Seriously yall. God was in EVERY. SINGLE. DETAIL. of this journey.


 And little did we know THIS moment right here was only just the BEGINNING of this Glorious Unfolding...




" A boy who once had no hope, no future, no family. Now has ALL of that and more!"




V changed our lives in so many ways. From the moment I seen his precious face I knew God had sought this boy out and flew him across the world and placed him in my arms. He was my son. And I was his momma! We will forever be changed because of this incredible experience. And we just stand in awe of all the things God has done and continues to do in our lives as we take the steps to bring our boy home FOREVER.  And may God's glory continue to shine through this beautiful story that is still unfolding!




Throughout our journey, I have gotten so many messages asking about how YOU too can host a child. Oh what a BLESSING to be apart of not just V's life and story but also to now advocate for so many other orphans looking to be hosted and possibly find their forever families!



NEW HORIZONS ORPHAN HOSTING PROGRAM:


What is hosting?

Christian families (like you!) can invite an orphaned child from Latvia, Ukraine, and the Philippines to become a member of your family for a period of time.   We offer orphan hosting programs twice a year.  5-6 weeks in the summer (Late June – Early Aug.)  and 4-5 weeks over Christmas Holidays (Mid Dec. – Mid. Jan.).  Being included as a member of a family and receiving unconditional love gives an orphan HOPE for a better future. Learning they do have a Father, the same Father in heaven who loves us all, gives an orphan the promise they are never alone.

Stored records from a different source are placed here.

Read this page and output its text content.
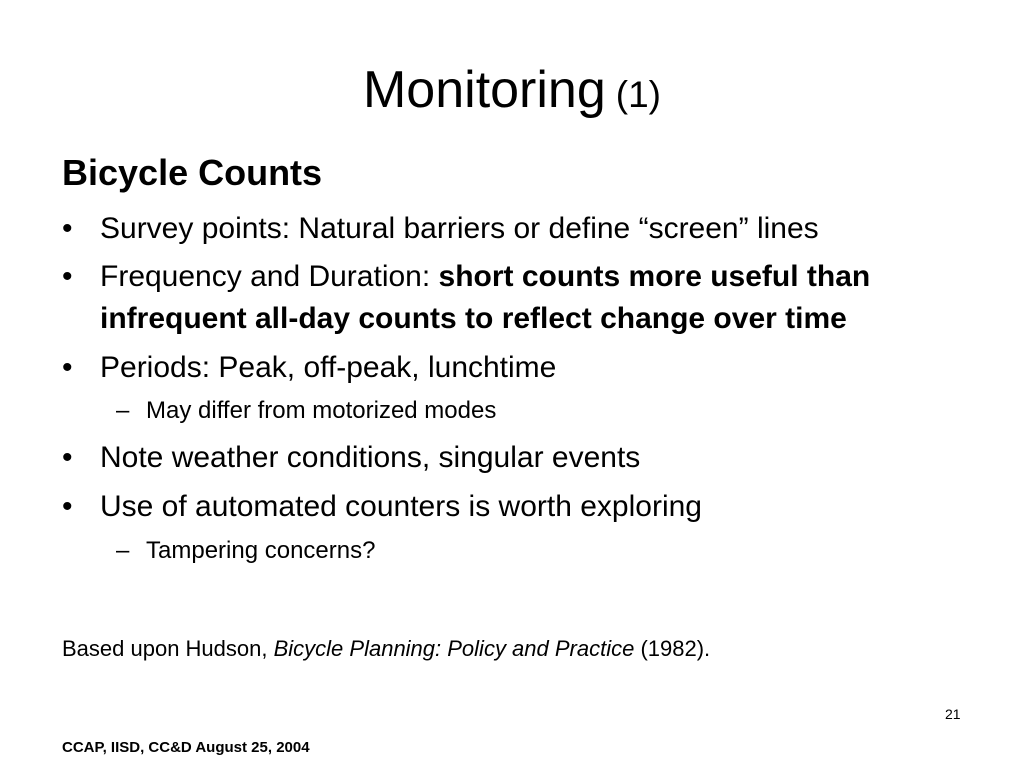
Monitoring (1)
Bicycle Counts
• Survey points: Natural barriers or define “screen” lines
• Frequency and Duration: short counts more useful than
infrequent all-day counts to reflect change over time
• Periods: Peak, off-peak, lunchtime
– May differ from motorized modes
• Note weather conditions, singular events
• Use of automated counters is worth exploring
– Tampering concerns?
Based upon Hudson, Bicycle Planning: Policy and Practice (1982).
21
CCAP, IISD, CC&D August 25, 2004
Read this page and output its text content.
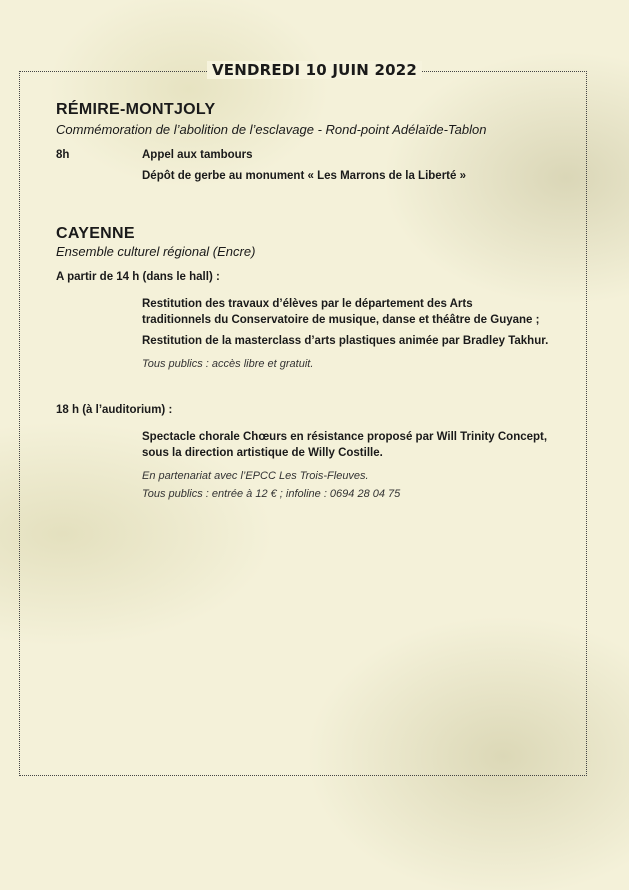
VENDREDI 10 JUIN 2022
RÉMIRE-MONTJOLY
Commémoration de l’abolition de l’esclavage - Rond-point Adélaïde-Tablon
8h	Appel aux tambours
Dépôt de gerbe au monument « Les Marrons de la Liberté »
CAYENNE
Ensemble culturel régional (Encre)
A partir de 14 h (dans le hall) :
Restitution des travaux d’élèves par le département des Arts
traditionnels du Conservatoire de musique, danse et théâtre de Guyane ;
Restitution de la masterclass d’arts plastiques animée par Bradley Takhur.
Tous publics : accès libre et gratuit.
18 h (à l’auditorium) :
Spectacle chorale Chœurs en résistance proposé par Will Trinity Concept,
sous la direction artistique de Willy Costille.
En partenariat avec l’EPCC Les Trois-Fleuves.
Tous publics : entrée à 12 € ; infoline : 0694 28 04 75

How much does it cost to host a child?

To host a child from Ukraine or Latvia, the actual cost of their travel and program expenses is $2950. (This covers the child's  airfare, passports, visa, insurance etc)

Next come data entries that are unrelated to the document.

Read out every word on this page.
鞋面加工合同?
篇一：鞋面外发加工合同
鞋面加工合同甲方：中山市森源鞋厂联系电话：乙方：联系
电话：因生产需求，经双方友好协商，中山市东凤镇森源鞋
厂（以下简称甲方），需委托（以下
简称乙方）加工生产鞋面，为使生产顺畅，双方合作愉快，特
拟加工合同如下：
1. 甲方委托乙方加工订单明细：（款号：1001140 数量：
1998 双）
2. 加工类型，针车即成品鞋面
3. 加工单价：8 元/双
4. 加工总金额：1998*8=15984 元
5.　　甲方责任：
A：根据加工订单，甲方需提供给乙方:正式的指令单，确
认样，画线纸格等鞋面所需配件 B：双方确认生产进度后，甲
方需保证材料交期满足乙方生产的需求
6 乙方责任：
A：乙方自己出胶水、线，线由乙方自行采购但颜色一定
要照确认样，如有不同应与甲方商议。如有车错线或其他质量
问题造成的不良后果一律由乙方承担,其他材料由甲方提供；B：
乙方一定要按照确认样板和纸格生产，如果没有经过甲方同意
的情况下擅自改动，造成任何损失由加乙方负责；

How do I find out more info about hosting??

NHFC website: http://www.newhorizonsforchildren.org/

NHFC facebook page: https://www.facebook.com/Orphanhosting



 * WINTER HOSTING is now OPEN!!*

Go here for more details: http://www.newhorizonsforchildren.org/orphan-hosting/view-available-kids-here/




YES its scary. YES you will be walking on some DEEP waters.  But follow HIM into deep waters friends. I promise you He is there waiting to give you a life beyond anything you could ever imagine. He is faithful. So very FAITHFUL. Amen.